La «théorie du chômage classique» que Keynes attaque est celle du «Professeur Pigou». Il rappelle que cette théorie accepte l'existence d'un chômage de frottement et du chômage volontaire, mais ignore la possibilité d'un chômage involontaire. Keynes définit ainsi cette troisième catégorie de chômage : «il existe des chômeurs involontaires si, en cas d'une légère hausse du prix des biens de consommation ouvrière par rapport aux salaires nominaux, l'offre globale de main-d'œuvre disposée à travailler aux conditions courantes de salaire et la demande globale de main-d'œuvre aux mêmes conditions s'établissent toutes deux au-dessus du niveau antérieur de l'emploi»[5]. Cette citation indique que l'on décèle l'existence d'un chômage involontaire quand une baisse de salaire réel entraîne un niveau d'emploi plus élevé, car la demande de travail augmente, ce qui absorbe une offre de travail qui ne trouvait pas d'emploi. Pour reprendre en des termes plus contemporains, il y a chômage volontaire si le salaire réel d'équilibre sur le marché du travail est inférieur au salaire de réservation pour une partie des travailleurs, c'est-à-dire au niveau de salaire réel en dessous duquel le travailleur préfère se retirer du marché. Dès lors, comme le précise Michel de Vroey, «L'existence du chômage involontaire peut alors se comprendre comme sa violation [la violation du principe de salaire de réservation]. Il se produit si des agents appartiennent au groupe des non-transactants, alors cependant que le salaire de marché est supérieur à leur salaire de réservation. [...] le chômage involontaire apparaît comme un cas dans lequel des agents sont incapables de réaliser leur plan optimal. [...] l'introduction d'un résultat de chômage involontaire dans la théorie économique est tout sauf une baliverne, pour autant que l'on considère que l'optimisation en est la prémisse comportementale de base»[6].

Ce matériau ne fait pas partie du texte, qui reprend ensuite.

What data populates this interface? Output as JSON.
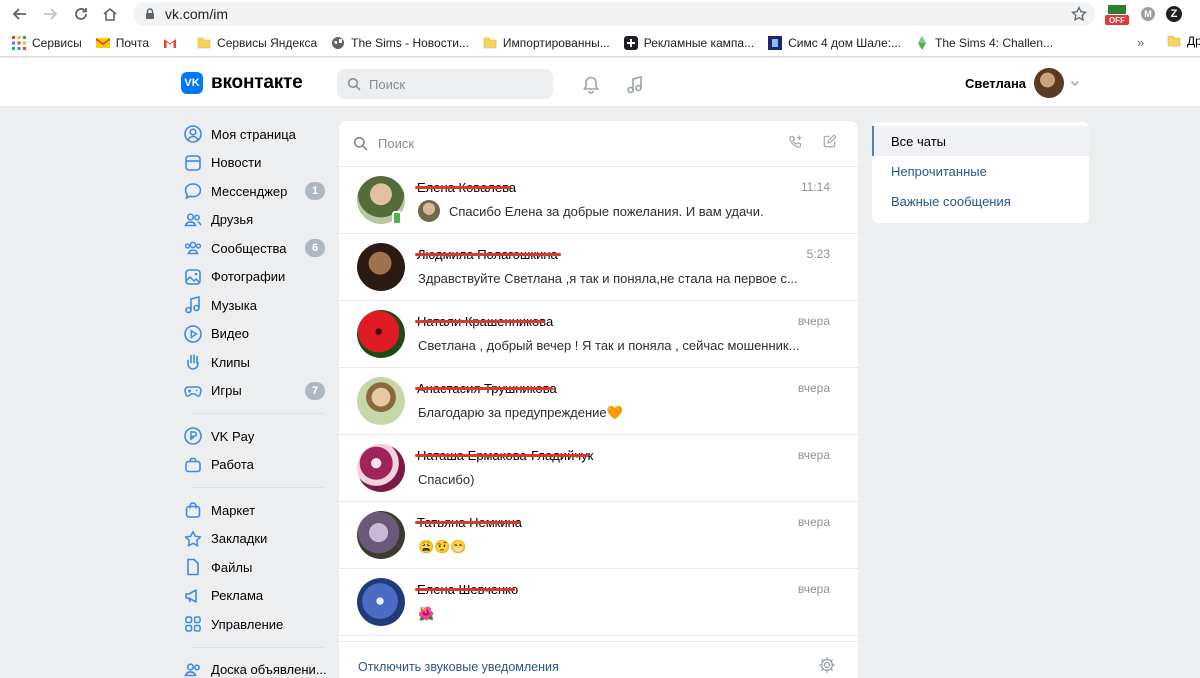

Toutefois, il ne suffit pas de dire à quelle condition un chômage involontaire existe, il faut aussi en expliquer la cause. Keynes dans le chapitre 3 de la TG précise : «Ce n'est donc pas la désutilité marginale du travail, exprimée en salaires réels, qui détermine le volume de l'emploi [...]. Ce sont la propension à consommer et le montant de l'investissement nouveau qui déterminent conjointement le volume de l'emploi et c'est le volume de l'emploi qui détermine de façon unique le niveau des salaires réels - non l'inverse. Si la propension à consommer et le montant de l'investissement nouveau engendrent une demande effective insuffisante, le volume effectif de l'emploi sera inférieur à l'offre de travail qui existe en puissance au salaire réel en vigueur [...]»[7].
Keynes déplace donc l'explication du chômage du terrain du marché du travail vers celui de l'équilibre du marché des biens et services mais en interaction avec celui de la monnaie. En effet, cette insuffisance de la demande effective s'explique fondamentalement par un blocage de l'investissement (la consommation étant mécaniquement déterminée par le revenu). Ce blocage de l'investissement résulte du fonctionnement du système financier et monétaire. En effet, il y a absence d'ajustement automatique entre l'épargne et l'investissement (S=I), car le taux d'intérêt qui détermine I (par la confrontation avec l'efficacité marginale du capital) n'a pas d'influence sur S (l'épargne chez Keynes dépend du revenu). Le taux d'intérêt n'est plus déterminé par l'équilibre sur le marché des fonds prêtables entre épargne et investissement comme dans le raisonnement «classique», mais sur le marché de la monnaie. Cela permet à Keynes d'affirmer que le chômage massif est lié à un blocage de l'accumulation capitaliste qui résulte d'un taux d'intérêt trop élevé par rapport au rendement attendu du capital.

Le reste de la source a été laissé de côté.